Being a bit of a perfectionist, I specially appreciated the stress on using ‘native speakers English'. I feel more confident since I know the reasons for earlier mistakes and it’s just wonderful to be able to correct yourself.

Why did you want to get the CPE certification?

During secondary school I had only three years of English class and no diploma. While in the United States for 6 months my English teacher there made me enthusiastic to study this language. It opened a new world for me and I decided that one day, I would like to speak English in a natural way and work in an English speaking environment. I felt I needed the highest level possible for not missing an opportunity to work at my own level.

What did you enjoy most in the course? Why?

Handwritten essays, reports and letters. I discovered that writing a piece by hand asks different organisation skills than typing it on a computer. The last weeks before the exam I studied the structure of the different writings which helped me in the exam task.

What did you find most difficult in the course? How did you overcome it?

Handwritten essays, reports and letters. I discovered that writing a piece by hand asks different organisation skills than typing it on a computer. The last weeks before the exam I studied the structure of the different writings which helped me in the exam task.

What advice would you give to other students studying high level courses like CPE Preparation?

Don’t only focus on the content of the exam, but be sure to become excellent in exam skills. Practise as much as you can and think about techniques which help you for all exam parts.

What advice would you give to teachers of high level courses like CPE Preparation?

Don’t make your students too easy. Homework really helps to prepare for the exam and some of us just need deadlines.

For the school in general: be sure that the library provides accurate books for CPE-students. For example, I couldn’t find a book that could help me with writing skills at CPE level.

How long have you been in Singapore? What advice would you give to non-native English speakers moving to Singapore?
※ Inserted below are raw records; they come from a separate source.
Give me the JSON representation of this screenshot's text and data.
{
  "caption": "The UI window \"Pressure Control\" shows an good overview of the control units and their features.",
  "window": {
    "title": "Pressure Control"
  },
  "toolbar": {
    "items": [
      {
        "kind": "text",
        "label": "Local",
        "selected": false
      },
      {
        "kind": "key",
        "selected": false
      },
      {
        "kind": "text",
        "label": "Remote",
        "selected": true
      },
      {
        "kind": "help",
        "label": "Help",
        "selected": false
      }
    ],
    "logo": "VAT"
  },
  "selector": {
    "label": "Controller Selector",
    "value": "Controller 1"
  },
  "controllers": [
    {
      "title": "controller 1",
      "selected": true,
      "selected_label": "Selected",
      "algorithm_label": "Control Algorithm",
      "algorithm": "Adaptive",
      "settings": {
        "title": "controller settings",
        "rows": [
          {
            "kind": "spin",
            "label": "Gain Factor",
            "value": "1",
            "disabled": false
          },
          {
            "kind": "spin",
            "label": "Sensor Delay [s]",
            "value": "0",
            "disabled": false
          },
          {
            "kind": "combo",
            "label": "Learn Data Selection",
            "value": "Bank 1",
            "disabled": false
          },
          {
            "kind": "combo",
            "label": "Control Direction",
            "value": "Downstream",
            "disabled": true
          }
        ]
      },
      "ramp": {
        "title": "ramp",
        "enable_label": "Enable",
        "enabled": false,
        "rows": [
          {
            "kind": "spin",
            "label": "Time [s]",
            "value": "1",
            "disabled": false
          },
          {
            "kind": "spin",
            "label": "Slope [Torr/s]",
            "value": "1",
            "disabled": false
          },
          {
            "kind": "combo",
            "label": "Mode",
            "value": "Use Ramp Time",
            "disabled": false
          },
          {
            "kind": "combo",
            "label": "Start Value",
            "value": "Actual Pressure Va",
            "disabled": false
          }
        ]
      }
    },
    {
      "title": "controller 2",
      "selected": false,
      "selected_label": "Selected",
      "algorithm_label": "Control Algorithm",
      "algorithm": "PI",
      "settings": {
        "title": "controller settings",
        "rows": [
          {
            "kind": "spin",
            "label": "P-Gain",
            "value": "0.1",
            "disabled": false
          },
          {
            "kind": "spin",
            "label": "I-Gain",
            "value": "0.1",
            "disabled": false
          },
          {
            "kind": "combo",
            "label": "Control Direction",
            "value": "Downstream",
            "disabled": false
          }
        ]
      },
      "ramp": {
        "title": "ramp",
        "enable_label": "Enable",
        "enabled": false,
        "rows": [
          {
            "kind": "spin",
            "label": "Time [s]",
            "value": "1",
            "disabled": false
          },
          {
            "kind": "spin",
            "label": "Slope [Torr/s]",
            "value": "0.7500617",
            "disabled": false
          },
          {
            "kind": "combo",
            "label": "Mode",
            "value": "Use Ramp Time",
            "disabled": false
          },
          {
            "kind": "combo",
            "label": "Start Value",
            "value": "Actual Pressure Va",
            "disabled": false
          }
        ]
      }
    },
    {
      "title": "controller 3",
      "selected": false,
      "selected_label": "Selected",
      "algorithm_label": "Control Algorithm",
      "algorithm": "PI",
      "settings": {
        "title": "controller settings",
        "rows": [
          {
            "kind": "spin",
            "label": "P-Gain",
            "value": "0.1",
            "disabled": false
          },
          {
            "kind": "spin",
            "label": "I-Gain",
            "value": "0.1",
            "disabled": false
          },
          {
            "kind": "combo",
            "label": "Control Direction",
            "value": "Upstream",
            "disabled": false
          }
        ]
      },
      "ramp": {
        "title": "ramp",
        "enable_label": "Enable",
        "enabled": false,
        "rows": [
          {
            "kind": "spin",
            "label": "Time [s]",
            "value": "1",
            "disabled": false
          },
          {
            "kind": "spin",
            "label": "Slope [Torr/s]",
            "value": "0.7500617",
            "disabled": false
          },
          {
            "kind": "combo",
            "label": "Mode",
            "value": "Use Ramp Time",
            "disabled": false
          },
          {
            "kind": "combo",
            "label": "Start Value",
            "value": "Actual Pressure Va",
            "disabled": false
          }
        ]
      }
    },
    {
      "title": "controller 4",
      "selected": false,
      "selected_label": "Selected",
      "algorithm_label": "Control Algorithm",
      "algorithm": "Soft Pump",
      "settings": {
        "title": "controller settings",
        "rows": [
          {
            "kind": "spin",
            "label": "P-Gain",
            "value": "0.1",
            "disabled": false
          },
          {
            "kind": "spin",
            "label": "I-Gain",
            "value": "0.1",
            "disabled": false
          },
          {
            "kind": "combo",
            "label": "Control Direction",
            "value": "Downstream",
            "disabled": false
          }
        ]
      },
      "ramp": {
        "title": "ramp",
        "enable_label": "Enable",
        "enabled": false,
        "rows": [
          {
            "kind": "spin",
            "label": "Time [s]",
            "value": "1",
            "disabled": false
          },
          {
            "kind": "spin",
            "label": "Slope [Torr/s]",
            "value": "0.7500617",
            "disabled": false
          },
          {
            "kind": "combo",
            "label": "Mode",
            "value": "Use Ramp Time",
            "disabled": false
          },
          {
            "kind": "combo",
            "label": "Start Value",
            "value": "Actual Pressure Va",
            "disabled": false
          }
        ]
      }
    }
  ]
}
I’ve been living in Singapore for 2 years now and would advise other non-native English speakers to find a way to practice your English. If you take courses, be sure to have a ‘practice environment’ outside school, either in your social life or in your voluntary work / job.

What do you wish to study next? Another language? Another skill?

Living in Singapore means for me living among Chinese Singaporeans. So I’m looking forward to face the challenge of studying Mandarin!